They were obviously wrong.

Then Chrome happened. If Google doesn't change some fundamental things, they'll be the next one to fall for similar reasons.

I'd be less concerned for them if I didn't see signs of decline with Android as well. It is a key component for them to control.



Firefox did most of the early damage to IE all it's own. Taking IE down from an insane 90+% marketshare position and steadily eating up 30% marketshare by the time Chrome even really showed up. And it didn't even have to stealth install itself with every adobe flash update to do it.

https://gs.statcounter.com/browser-market-share/all/worldwid...


In 2004 IE had 94% share of the browser market.

There were "tiny upticks" but, going slowly and steadily, in August 2008 Firefox had gained about 30-33% and IE was down to about 60%. And then (September 2008) Chrome happened.

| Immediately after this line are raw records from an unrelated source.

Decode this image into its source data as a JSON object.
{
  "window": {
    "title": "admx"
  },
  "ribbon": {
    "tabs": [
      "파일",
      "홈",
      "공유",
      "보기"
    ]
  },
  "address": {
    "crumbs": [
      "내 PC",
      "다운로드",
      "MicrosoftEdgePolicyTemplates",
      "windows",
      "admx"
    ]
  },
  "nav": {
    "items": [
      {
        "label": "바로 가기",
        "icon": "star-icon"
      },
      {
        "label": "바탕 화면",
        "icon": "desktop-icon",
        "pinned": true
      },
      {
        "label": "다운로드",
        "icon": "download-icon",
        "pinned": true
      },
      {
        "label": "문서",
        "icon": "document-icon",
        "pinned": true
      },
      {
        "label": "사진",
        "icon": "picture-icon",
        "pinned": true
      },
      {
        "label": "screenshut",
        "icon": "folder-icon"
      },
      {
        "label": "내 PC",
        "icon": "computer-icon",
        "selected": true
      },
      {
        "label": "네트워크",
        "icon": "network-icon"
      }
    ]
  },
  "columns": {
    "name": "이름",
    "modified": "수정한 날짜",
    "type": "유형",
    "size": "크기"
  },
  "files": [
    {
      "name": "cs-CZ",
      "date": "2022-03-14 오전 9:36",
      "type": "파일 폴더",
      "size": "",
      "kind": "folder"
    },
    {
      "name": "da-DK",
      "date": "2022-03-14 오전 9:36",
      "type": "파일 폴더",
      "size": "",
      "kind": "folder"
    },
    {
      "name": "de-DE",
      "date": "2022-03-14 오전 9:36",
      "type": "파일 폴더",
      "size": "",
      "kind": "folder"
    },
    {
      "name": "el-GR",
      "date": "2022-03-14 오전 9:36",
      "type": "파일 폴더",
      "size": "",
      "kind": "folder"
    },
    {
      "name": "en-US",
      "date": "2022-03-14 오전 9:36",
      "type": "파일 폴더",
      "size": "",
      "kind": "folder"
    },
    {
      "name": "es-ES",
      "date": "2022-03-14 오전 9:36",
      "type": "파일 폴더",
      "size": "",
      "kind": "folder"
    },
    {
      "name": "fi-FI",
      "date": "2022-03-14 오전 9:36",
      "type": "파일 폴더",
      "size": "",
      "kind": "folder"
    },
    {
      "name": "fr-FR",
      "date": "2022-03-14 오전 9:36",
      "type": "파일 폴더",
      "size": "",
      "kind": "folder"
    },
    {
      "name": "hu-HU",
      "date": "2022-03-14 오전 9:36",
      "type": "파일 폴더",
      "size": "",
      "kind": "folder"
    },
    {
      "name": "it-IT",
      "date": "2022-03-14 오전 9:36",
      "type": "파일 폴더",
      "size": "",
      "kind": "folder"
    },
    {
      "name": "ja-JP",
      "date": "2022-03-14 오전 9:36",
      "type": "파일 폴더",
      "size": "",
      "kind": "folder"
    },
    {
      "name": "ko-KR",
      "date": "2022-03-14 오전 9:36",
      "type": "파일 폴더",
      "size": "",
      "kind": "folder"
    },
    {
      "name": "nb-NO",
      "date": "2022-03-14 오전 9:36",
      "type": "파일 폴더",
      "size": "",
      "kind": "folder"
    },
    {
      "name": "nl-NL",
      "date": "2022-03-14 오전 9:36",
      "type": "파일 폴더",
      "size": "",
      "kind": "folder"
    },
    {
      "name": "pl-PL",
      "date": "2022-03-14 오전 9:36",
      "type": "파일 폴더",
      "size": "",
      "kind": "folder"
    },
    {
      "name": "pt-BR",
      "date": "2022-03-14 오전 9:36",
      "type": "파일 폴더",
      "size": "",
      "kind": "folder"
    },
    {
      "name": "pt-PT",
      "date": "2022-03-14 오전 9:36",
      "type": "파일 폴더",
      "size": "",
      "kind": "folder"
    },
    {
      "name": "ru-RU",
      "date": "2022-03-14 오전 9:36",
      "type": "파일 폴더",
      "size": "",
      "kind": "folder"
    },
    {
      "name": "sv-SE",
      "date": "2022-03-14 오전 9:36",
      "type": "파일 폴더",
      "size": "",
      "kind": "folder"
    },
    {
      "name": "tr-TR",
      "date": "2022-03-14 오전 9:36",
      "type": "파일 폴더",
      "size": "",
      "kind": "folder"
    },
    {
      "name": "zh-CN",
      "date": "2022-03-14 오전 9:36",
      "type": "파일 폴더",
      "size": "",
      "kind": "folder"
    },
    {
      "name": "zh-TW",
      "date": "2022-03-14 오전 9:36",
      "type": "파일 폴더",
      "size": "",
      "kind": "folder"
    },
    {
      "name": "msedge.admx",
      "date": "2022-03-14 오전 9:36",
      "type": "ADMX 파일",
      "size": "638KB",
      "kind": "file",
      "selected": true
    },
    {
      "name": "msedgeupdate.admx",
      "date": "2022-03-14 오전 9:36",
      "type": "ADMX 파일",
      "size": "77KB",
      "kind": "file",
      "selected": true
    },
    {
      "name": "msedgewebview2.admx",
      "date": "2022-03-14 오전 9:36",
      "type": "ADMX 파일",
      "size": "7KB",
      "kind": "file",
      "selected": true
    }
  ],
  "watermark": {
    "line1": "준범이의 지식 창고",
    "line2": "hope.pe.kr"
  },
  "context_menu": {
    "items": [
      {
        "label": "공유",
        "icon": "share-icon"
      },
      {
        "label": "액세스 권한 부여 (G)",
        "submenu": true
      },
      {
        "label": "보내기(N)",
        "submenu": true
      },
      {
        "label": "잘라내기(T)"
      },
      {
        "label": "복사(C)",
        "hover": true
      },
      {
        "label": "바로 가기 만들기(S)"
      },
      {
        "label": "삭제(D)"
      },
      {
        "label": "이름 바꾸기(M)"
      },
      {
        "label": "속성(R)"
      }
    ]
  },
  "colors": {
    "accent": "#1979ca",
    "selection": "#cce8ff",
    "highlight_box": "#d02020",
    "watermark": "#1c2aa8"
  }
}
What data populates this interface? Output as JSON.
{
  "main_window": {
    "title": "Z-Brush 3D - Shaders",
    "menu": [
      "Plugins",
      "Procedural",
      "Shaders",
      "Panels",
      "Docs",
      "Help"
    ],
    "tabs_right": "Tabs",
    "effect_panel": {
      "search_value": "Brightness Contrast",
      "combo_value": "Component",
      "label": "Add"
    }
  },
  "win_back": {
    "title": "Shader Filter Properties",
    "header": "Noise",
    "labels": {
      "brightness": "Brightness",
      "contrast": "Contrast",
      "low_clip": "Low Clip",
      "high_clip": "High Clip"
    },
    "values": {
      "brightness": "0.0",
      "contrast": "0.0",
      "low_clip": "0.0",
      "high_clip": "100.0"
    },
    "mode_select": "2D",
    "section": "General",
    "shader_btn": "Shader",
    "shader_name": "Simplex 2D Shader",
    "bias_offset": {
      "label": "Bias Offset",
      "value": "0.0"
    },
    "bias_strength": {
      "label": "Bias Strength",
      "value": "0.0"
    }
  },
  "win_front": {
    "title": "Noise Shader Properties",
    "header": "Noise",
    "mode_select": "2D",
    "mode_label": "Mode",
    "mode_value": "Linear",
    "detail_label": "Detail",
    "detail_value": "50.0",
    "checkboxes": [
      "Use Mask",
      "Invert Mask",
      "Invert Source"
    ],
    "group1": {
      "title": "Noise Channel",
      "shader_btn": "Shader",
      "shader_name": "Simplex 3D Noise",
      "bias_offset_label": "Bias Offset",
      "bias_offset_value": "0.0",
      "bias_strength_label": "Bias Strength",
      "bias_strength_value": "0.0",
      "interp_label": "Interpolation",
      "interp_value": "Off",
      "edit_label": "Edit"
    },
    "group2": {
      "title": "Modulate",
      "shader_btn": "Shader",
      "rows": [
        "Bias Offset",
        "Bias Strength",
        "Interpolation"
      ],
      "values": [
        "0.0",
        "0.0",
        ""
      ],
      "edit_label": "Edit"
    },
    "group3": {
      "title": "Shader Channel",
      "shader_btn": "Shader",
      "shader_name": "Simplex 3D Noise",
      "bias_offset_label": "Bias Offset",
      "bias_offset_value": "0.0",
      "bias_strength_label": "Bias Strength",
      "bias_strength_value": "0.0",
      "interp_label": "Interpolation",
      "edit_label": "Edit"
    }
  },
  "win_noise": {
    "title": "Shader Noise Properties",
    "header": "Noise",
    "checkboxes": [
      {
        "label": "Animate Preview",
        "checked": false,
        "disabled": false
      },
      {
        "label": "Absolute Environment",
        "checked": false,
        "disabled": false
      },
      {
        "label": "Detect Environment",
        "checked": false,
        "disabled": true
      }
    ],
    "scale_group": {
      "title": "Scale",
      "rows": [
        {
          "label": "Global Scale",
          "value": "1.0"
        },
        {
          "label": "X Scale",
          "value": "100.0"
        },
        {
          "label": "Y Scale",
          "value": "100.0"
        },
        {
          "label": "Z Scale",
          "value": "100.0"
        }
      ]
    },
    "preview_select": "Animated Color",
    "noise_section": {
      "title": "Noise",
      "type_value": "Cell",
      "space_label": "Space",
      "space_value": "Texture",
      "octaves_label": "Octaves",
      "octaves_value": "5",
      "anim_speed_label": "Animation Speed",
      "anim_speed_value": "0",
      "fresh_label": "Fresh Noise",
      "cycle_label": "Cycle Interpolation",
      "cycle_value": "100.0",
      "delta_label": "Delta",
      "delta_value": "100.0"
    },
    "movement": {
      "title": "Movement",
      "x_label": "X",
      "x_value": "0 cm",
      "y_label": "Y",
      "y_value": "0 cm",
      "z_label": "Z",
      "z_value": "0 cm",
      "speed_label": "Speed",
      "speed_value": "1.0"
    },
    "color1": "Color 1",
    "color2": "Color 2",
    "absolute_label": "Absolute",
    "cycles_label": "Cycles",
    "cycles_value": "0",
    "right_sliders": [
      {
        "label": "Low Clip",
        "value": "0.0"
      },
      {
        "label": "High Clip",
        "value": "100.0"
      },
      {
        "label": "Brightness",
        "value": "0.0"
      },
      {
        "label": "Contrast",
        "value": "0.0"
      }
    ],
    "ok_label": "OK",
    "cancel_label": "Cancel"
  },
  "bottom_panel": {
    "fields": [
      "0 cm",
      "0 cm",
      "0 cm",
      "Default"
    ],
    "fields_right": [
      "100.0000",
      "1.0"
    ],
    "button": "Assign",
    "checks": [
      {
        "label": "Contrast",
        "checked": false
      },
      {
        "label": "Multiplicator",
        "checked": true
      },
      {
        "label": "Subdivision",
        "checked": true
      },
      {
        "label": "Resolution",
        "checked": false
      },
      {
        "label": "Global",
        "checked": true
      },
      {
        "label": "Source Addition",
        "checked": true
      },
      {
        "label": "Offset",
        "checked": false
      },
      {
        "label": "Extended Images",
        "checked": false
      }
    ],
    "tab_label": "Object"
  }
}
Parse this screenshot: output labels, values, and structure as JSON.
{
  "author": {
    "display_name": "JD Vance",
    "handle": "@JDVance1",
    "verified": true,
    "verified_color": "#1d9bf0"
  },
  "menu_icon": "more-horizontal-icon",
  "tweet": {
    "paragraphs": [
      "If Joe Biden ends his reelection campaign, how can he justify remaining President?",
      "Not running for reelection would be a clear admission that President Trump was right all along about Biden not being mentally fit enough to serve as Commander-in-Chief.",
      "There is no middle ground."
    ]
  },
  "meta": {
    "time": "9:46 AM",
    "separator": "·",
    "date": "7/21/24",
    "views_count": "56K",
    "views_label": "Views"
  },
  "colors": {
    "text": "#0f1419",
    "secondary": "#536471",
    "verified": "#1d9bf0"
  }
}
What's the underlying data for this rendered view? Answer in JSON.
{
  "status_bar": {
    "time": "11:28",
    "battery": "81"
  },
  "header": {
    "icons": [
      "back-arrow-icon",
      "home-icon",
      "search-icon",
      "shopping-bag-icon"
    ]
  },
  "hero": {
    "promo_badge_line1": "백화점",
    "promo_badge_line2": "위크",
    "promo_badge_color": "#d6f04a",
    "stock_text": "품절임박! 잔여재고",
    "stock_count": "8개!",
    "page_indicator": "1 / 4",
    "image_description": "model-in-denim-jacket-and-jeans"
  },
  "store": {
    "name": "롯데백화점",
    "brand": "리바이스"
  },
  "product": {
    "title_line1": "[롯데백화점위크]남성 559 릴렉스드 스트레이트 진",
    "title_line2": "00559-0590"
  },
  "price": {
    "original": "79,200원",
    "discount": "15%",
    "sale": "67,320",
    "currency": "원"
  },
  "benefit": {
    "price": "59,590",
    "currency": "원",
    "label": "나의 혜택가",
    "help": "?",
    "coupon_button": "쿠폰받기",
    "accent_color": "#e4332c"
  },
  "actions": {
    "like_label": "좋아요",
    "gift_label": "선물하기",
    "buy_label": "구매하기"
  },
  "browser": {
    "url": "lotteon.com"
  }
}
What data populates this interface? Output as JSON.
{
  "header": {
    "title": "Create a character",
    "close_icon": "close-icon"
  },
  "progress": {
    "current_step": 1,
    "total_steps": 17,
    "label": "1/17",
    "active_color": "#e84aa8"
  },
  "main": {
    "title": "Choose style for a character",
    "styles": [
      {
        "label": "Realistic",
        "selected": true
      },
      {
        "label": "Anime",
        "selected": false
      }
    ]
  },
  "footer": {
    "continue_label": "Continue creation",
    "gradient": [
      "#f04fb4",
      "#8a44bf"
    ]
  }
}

In hindsight Chrome was worse for the internet than IE ever was.

A spyware and ads company fooling devs and users alike.


Well a lot of those devs seem to like the spying as long as they themselves have access to (some of) the data.


That reminds me of that quote about bankruptcy from The Sun Also Rises:

> “How did you go bankrupt?” Bill asked.

> “Two ways,” Mike said. “Gradually and then suddenly.”

It felt like that’s how IE lost its dominance.